Claire and Jasper Lombard are passionate about their thriving hot air balloon business and know they’re lucky to find such joy in their work and in each other. But while Jasper has accepted that he will never be a father, Claire has found it hard to come to terms with her infertility. She doesn’t want Jasper to regret choosing her over a child in the years to come. Is there a way to give themselves a real chance at being a happy family? Can they find someone who will give them the greatest gift? Or will it come at a greater cost?

From interesting and engaging beginnings there was promise in this story. The dual perspectives caught my attention and I was intrigued by the time jumps and seeing how Johns would being these separate lives together. But it is in bringing these two stories together when everything sweetens a bit too much. There is already a sweet romance, sickly sweet at times and a heartfelt story which Johns pushes even further.

For a subject this complicated, it sits oddly in your mind that there are no complications, no issues, everyone is lovely and likes each other instantly. As the story settles in and progresses I found it a tad predictable but it brought conflict and drama which had been lacking and a few unexpected surprises. I was curious how it would play out, eager to see if my own theories came into play. Unfortunately I was left disappointed as the second half sank back into the same plain tone it had before. The narrative was banal and there were longwinded conversations that seemed to draw out as characters covered every major theme and issue in full detail.

The further on I went I couldn’t escape the feeling that it was too nice, which seems strange to complain about. But it is. Too nice, too perfect. Too many things fall perfectly into place and while I understand it is a heart-warming and emotional story, it doesn’t actually have any engaging emotional complexity beyond the obvious. Even the few twists appear to only cause a mild ripple. For each surprising moment there were two predictable ones, making the balance a strange reading experience.

There are a lot of explanations provided through character thoughts and conversations. The process of egg donation and hospital procedures are recounted in full detail, something which isn’t uninteresting, but I felt like it took up too much time to outline every little part when it could easily have been summarised or stated in a sentence not a few paragraphs. As a subject not a lot of people probably know about I can see why John’s included it, but a more refined approach and less info dump might be have been better, even if she did try to weave it into dialogue.

The writing itself is repetitive in a few phrases and emotions.

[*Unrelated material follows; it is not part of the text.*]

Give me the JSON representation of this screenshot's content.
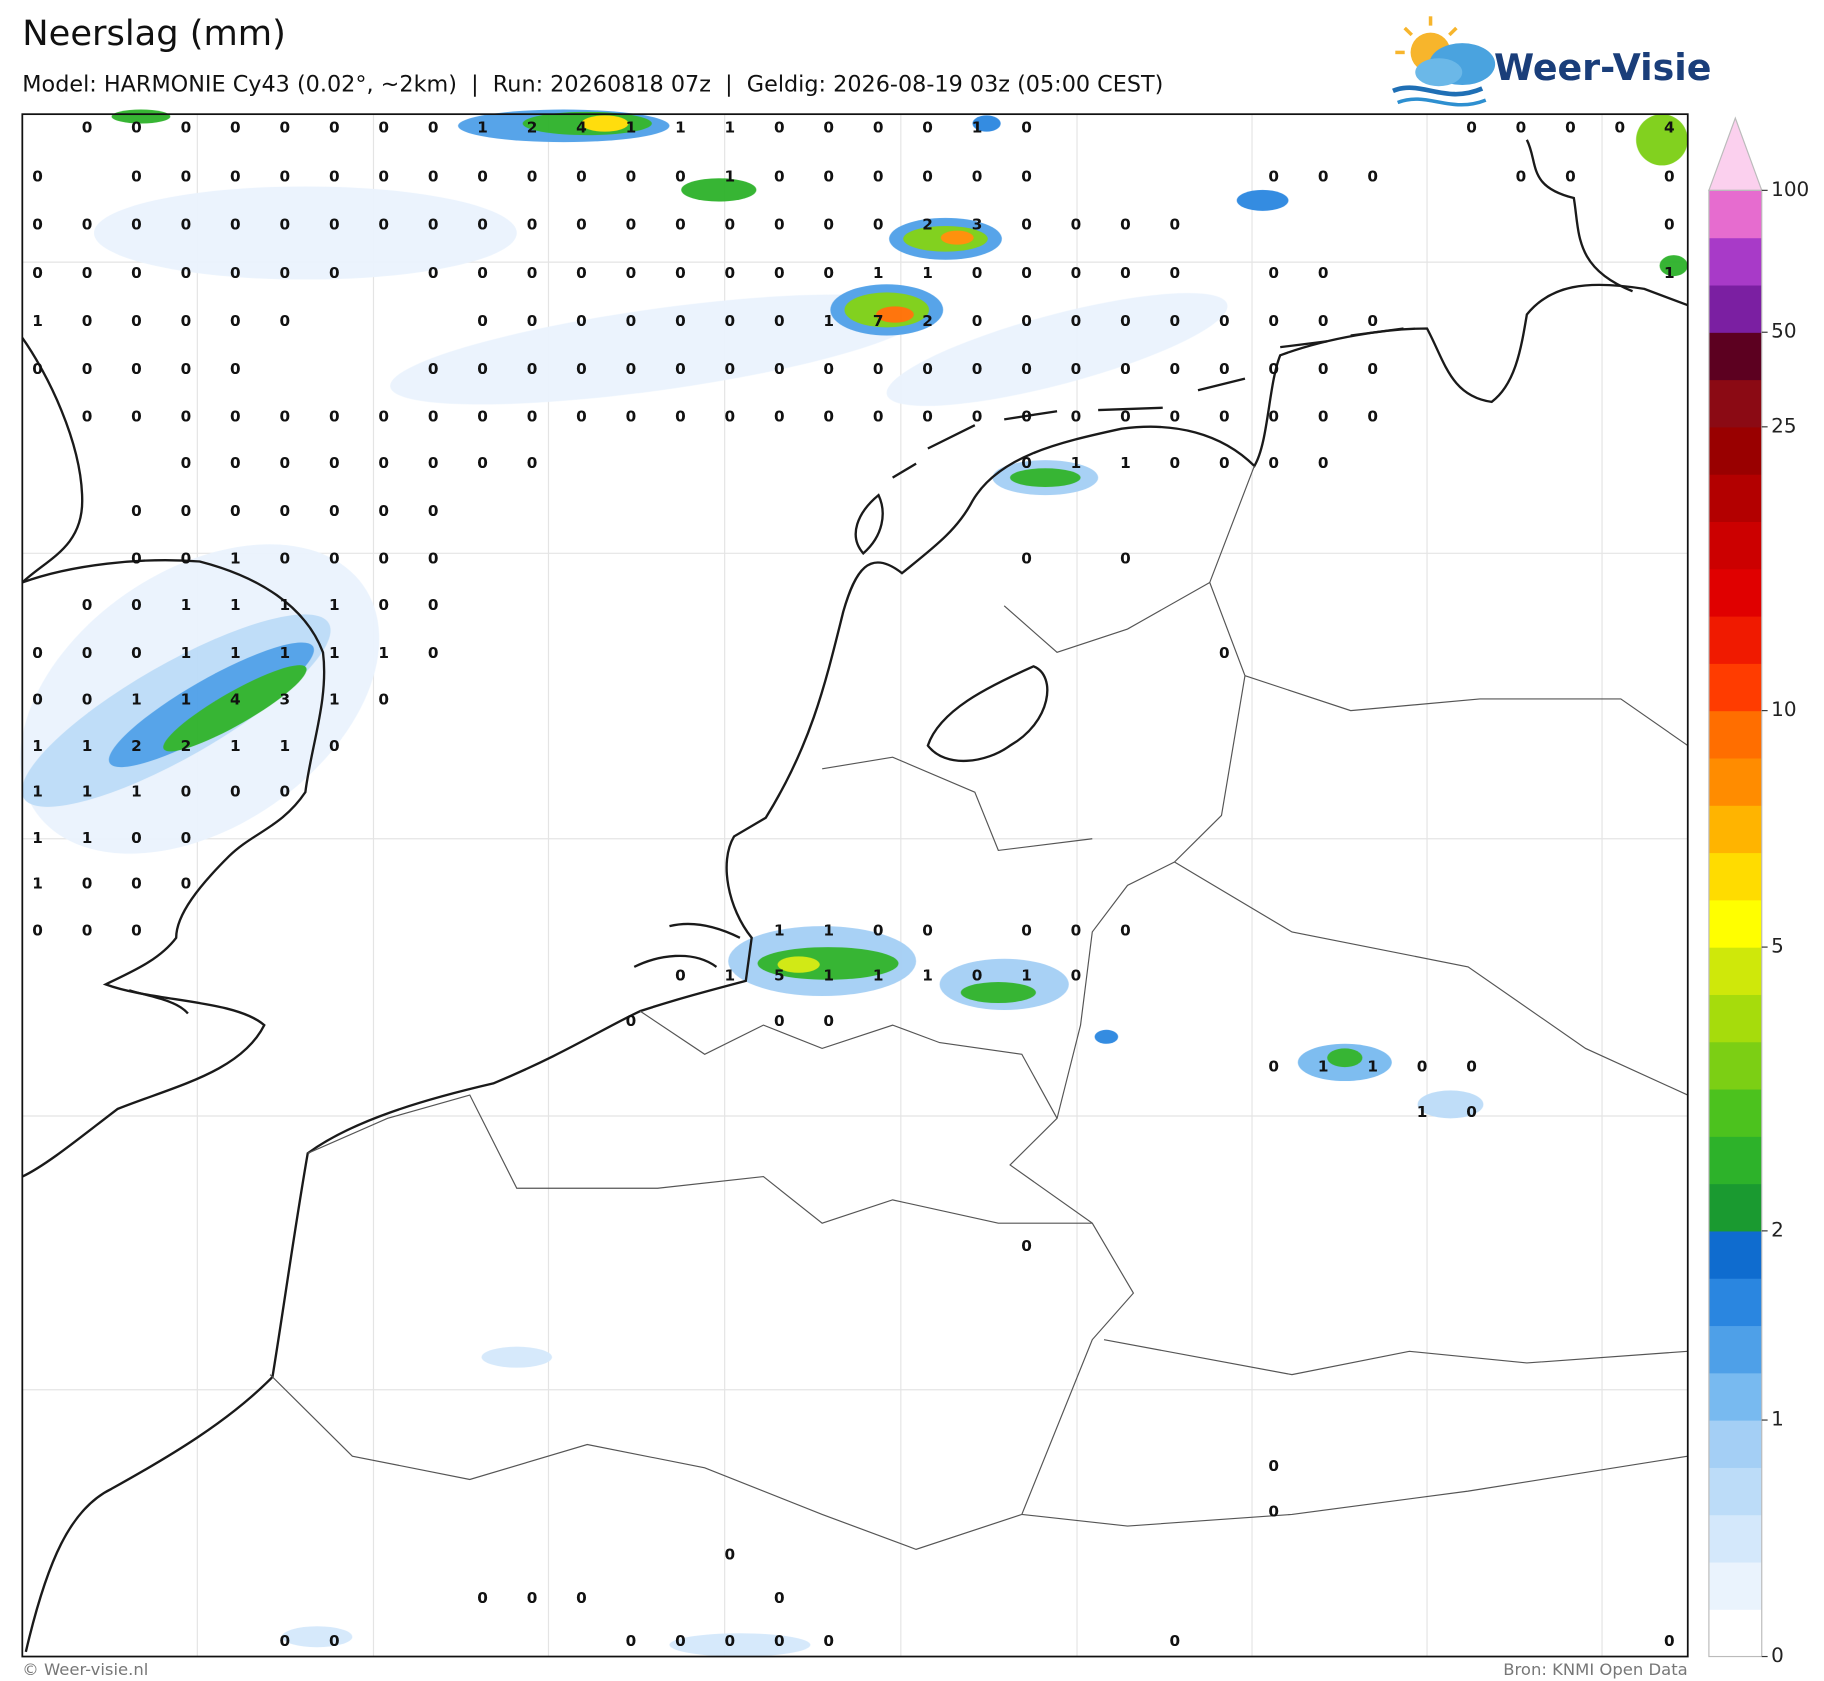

Despite the emotional conflictions present, they are rehashed over and over to the point it doesn’t feel like real indecision or emotion. It loses the poignancy when the same things are repeated because we’ve already been told these facts and telling us again, often in the same way with the same phrasing doesn’t reinforce the emotional components, it chip away at your patience.

If you are looking for a novel that is full of twists and strong drama this may not be the novel for you. There is an emotional draw-card, one I cannot personally connect to, but that didn’t engage me enough to look past the slow story and the circumstances that made everything fall happily into place.

The epilogue was the final nail in the coffin. From the first words I actually groaned and the longer it went on the more picturesque it became. I can see what Johns was trying to do; it just wasn’t the kind of thing I wanted after dealing with the rest of the book. It upholds the clichés (something Johns points out a lot actually in this book so she knows they are there), and concludes this book on the idyllic tone it started with. I hope this book is enjoyable to some people, I hope it is inspirational, comforting, or just interesting. But I’m a little saddened that I didn’t enjoy this as much as I hoped I would.